21 Temmuz 2016 Perşembe

BABAMIN KORE ANILARI - 9. ve SON BÖLÜM

KULAĞINDAN TUTUP ESİR GETİRİN

" Her sabah geceki olayları komutana rapor ediyor; önemli bir olay yoksa "Durum negatif" diye özetliyordum. Bu bütün birliklerde adet bir sözcüktü. Paşa,

"Negatif! Negatif! Esir istiyorum. Bana kulağından tutup esir getirin!"

diye kızıyordu sanki ben esir alacakmışım gibi. :)

Bir sabah iki erimiz keşiften dönmedi. Bu olayı komutana nasıl söyleyeceğim diye beni bir telaş aldı:( Çünkü hep esir beklerken, bizden kayıp olmuştu. :(  Tabii esir almak çok sık rastlanan bir şey değildi, bunu SOP (Periyodik Haber Alma Raporu)larda görüyorduk. İlk defa başımıza gelmişti. Çatışmada kimse şehit olmamış ama ortalıkta da yoksa, askerin esir alındığına kanaat getiriyorduk. :(  Komutanın yanına çıkana kadar çektiğim sıkıntıyı anlatamam:(  Bu olaya yalnız ben ve komutanımız değil, tüm tugay çok üzüldük. :(
ÇATISINDA FİL OLAN MAĞAZA!

Subay, astsubay ve erlere iki kere Tokyo'ya gitme izni veriliyordu.  İlkinde topçu binbaşı Hüseyin beyle birlikte gittik. Uçaktan iner inmez bizi doğruca Japon hamamına götürdüler. Yıkandıktan sonra, yeni çamaşır ve giyselerimizi alarak giyindik, Japon kızlar kollarımıza rütbe işaretlerimizi diktiler. Gündüz trenle Tokyo'ya gidip geziyor, akşam yine trenle Yokohama'ya dönüyorduk. Tokyo'daki ünlü Ginza caddesinde Takaşimaya isminde bir mağazaya girdik. Böyle bir mağazayı daha önce hiç görmemiştik. 8 - 10 katlıydı ve çatısında bir fil vardı. !
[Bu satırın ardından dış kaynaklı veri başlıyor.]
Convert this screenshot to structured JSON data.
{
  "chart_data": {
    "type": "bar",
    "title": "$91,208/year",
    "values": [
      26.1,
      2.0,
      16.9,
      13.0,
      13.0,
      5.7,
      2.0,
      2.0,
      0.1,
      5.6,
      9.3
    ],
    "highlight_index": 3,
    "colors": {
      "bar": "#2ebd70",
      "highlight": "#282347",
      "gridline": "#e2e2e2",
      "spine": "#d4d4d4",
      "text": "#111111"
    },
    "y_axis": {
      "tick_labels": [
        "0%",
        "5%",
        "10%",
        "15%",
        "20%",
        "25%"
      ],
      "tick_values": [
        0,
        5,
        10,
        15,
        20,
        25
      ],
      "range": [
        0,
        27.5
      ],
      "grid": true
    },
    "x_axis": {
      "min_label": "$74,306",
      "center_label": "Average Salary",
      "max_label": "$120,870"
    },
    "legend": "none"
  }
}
(Sevgili arkadaşlar,  google sayesinde o tarihte, o mağazanın çatısında duran filin resmini buldum!)

İşte yavru fil Takako. Zavallıcık yaaa:( 
neyse ki, sonradan hayvanat bahçesine konmuş.


Takashimaya Nihombashi, Tokyo
Takaşimaya mağazasının günümüzdeki hali


Japonya'da mağaza, dükkan sahipleri o kadar naziktiler ki, içeri girince iki ellerini birleştirip, yerlere kadar eğilerek karşılıyorlardı, insan bir şey almadan çıkmaya utanıyordu. :) Oğluma oyuncak otomobil, cambaz, vs. aldım. Cambaz o kadar hoştu ki, ben bile cephede açıp, çalıştırıyordum. :) Eşime o zamanlar çok moda olan  ejderha desenli, 'Çaynizbroket' (Chinese Brokat) denen, yanardöner kumaş, bir şemsiye,  parlak yeşil naylon yağmurluk, üzerinde Japonya haritası bulunan eşarp, yelpaze, kendime flüt, minik hediyelik eşyalar aldım."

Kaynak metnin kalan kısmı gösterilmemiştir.